3) Include Omega-3 in your diet– Omega-3 fatty acids are beneficial for brain health and boost your mood. Fish like Salmon, Mackerel, Sardines contain these fatty acids. It is also found in seaweeds, walnuts, and flaxseeds.
4) Limit your alcohol intake– Often, people turn to alcohol to boost their confidence. But alcohol only increases Anxiety.
5) Improve your sleep schedule– You must get at least 7 hours of sleep daily. A good rest will activate the brain to function correctly.
6) Quit smoking– Nicotine may temporarily calm your nerves, but studies have proven it to be a self-destructor. Continued use of it will only increase your chances of getting an Anxiety attack.
If you don’t notice any changes after following the above self-help techniques, immediately consult a specialist.
You receive personal guidance from a mental health counsellor by attending sessions and addressing your issues. The most common and preferred treatment is Cognitive Behavioural Therapy (CBT). CBT is quite a helpful tool to cope with Social Anxiety, Depression, Phobias, etc. However, you must be aware that your problem cannot vanish magically with CBT. The treatment will help you reduce your issue and deal with it more effectively.

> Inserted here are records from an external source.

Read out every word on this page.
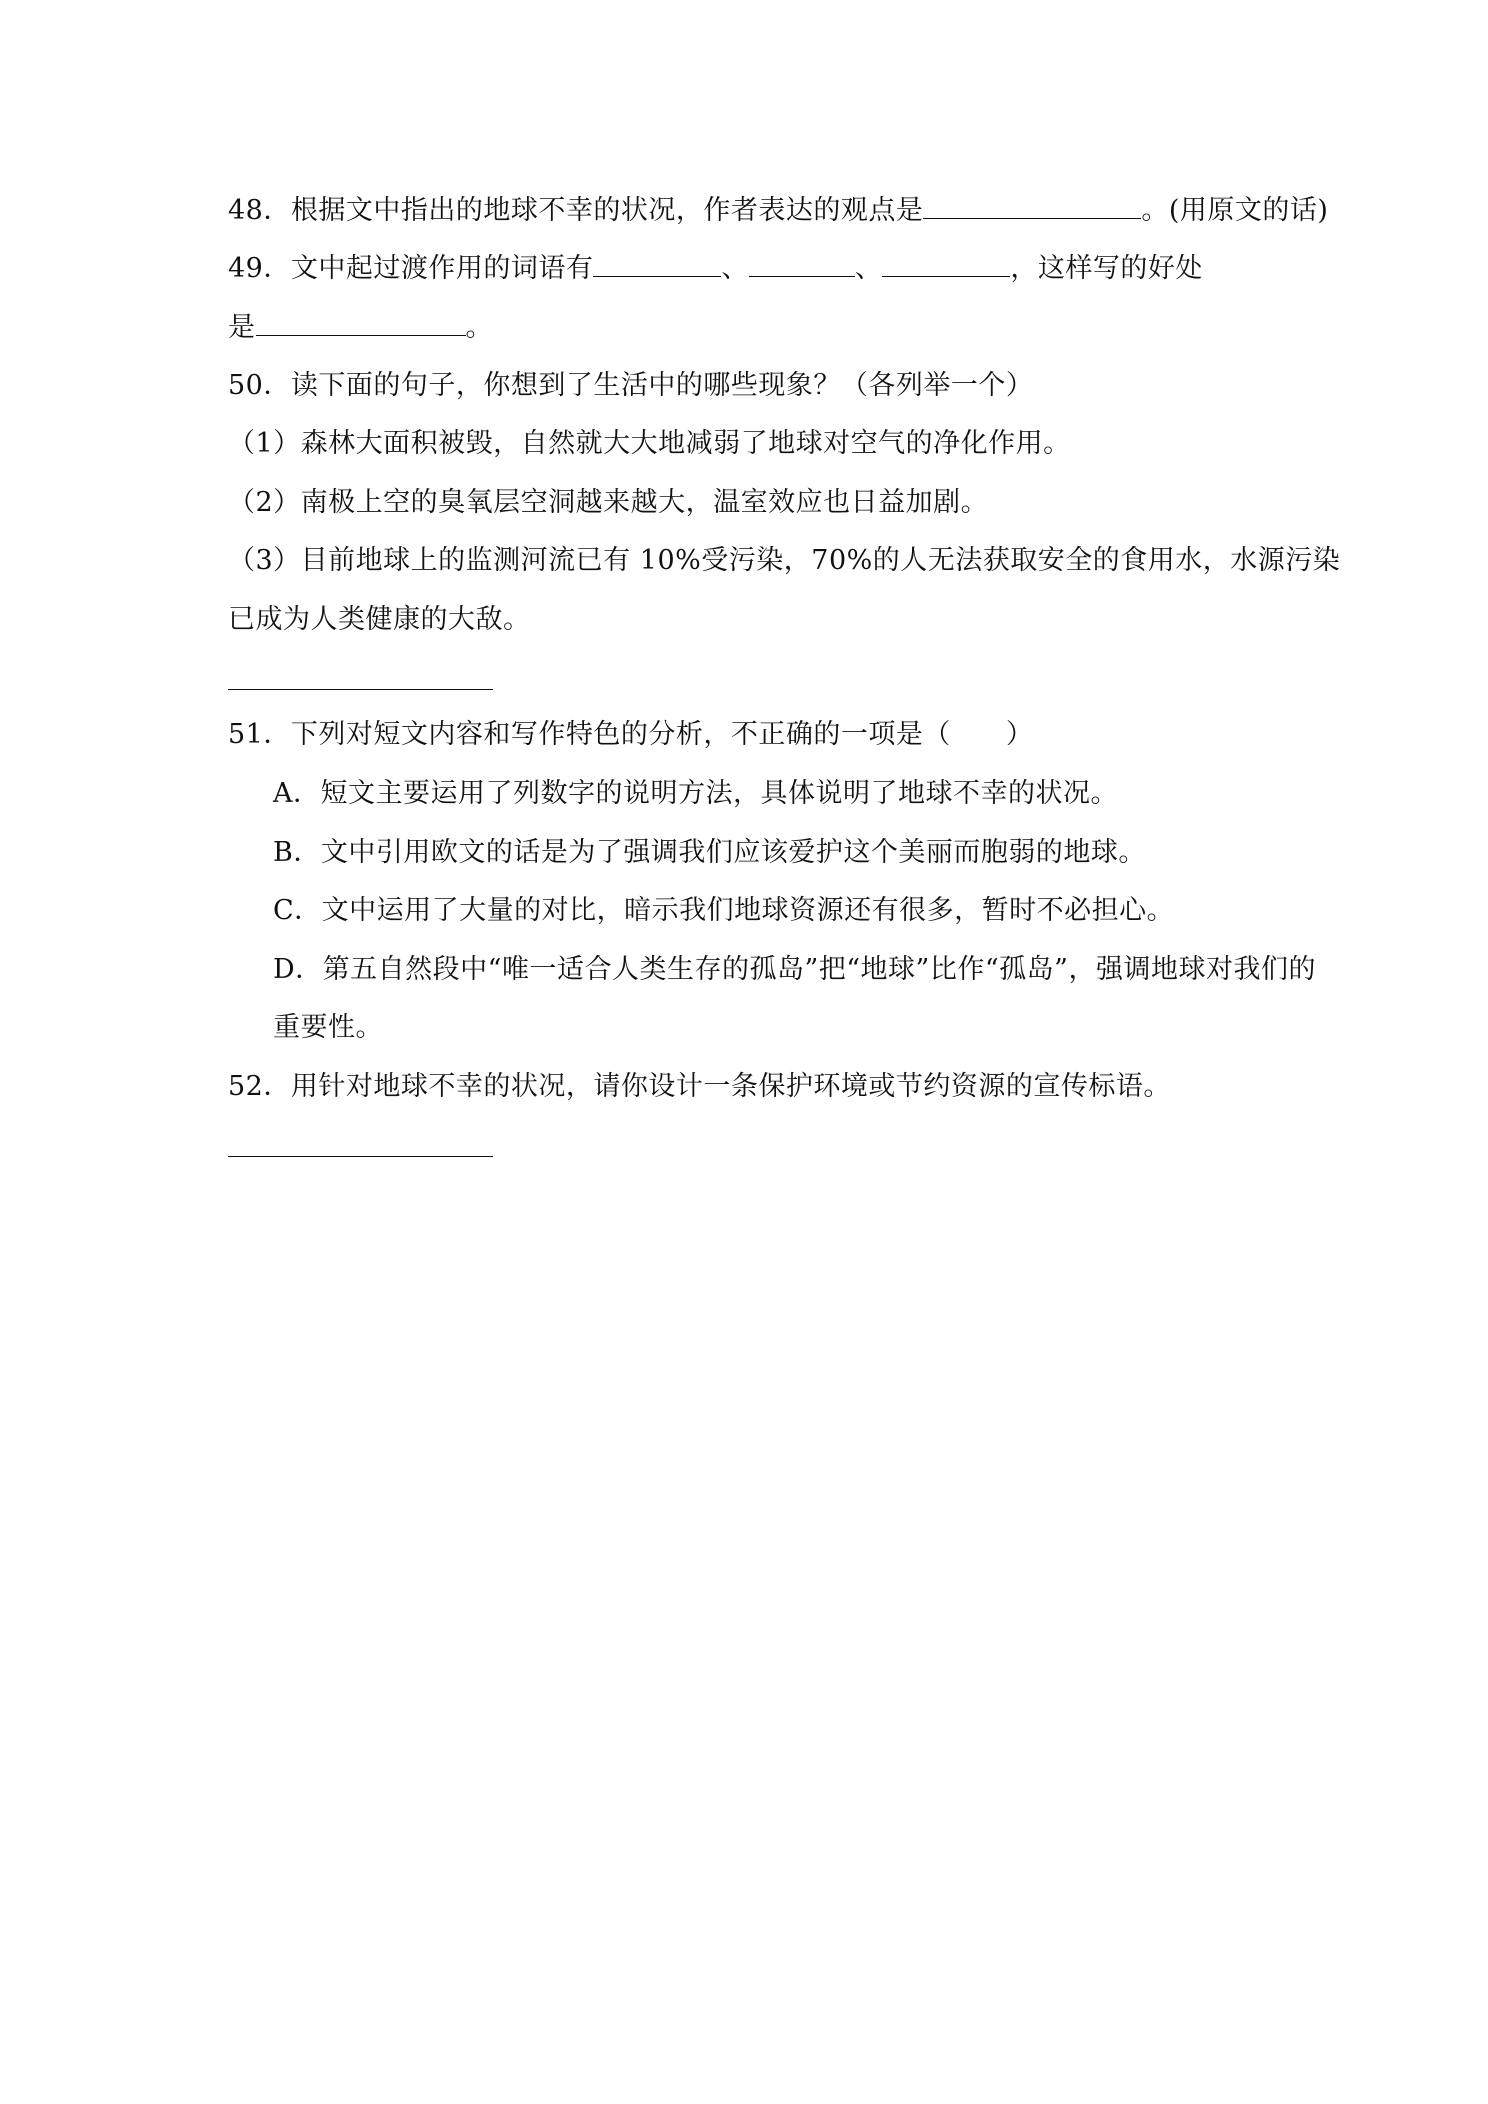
48．根据文中指出的地球不幸的状况，作者表达的观点是	。(用原文的话)
49．文中起过渡作用的词语有	、	、	，这样写的好处
是	。
50．读下面的句子，你想到了生活中的哪些现象？（各列举一个）
（1）森林大面积被毁，自然就大大地减弱了地球对空气的净化作用。
（2）南极上空的臭氧层空洞越来越大，温室效应也日益加剧。
（3）目前地球上的监测河流已有 10%受污染，70%的人无法获取安全的食用水，水源污染
已成为人类健康的大敌。
51．下列对短文内容和写作特色的分析，不正确的一项是（　　）
A．短文主要运用了列数字的说明方法，具体说明了地球不幸的状况。
B．文中引用欧文的话是为了强调我们应该爱护这个美丽而胞弱的地球。
C．文中运用了大量的对比，暗示我们地球资源还有很多，暂时不必担心。
D．第五自然段中“唯一适合人类生存的孤岛”把“地球”比作“孤岛”，强调地球对我们的
重要性。
52．用针对地球不幸的状况，请你设计一条保护环境或节约资源的宣传标语。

Although Social Anxiety is a common mental health condition (next only to depression), several myths are associated with it that make it difficult to diagnose and treat. We live in a world where we are more connected today yet are lonelier, more depressed, and socially anxious. People with Social Anxiety desire to mingle, but their severe fear of rejection prevents them from doing so. There is a need for more education on dealing with Social Anxiety effectively.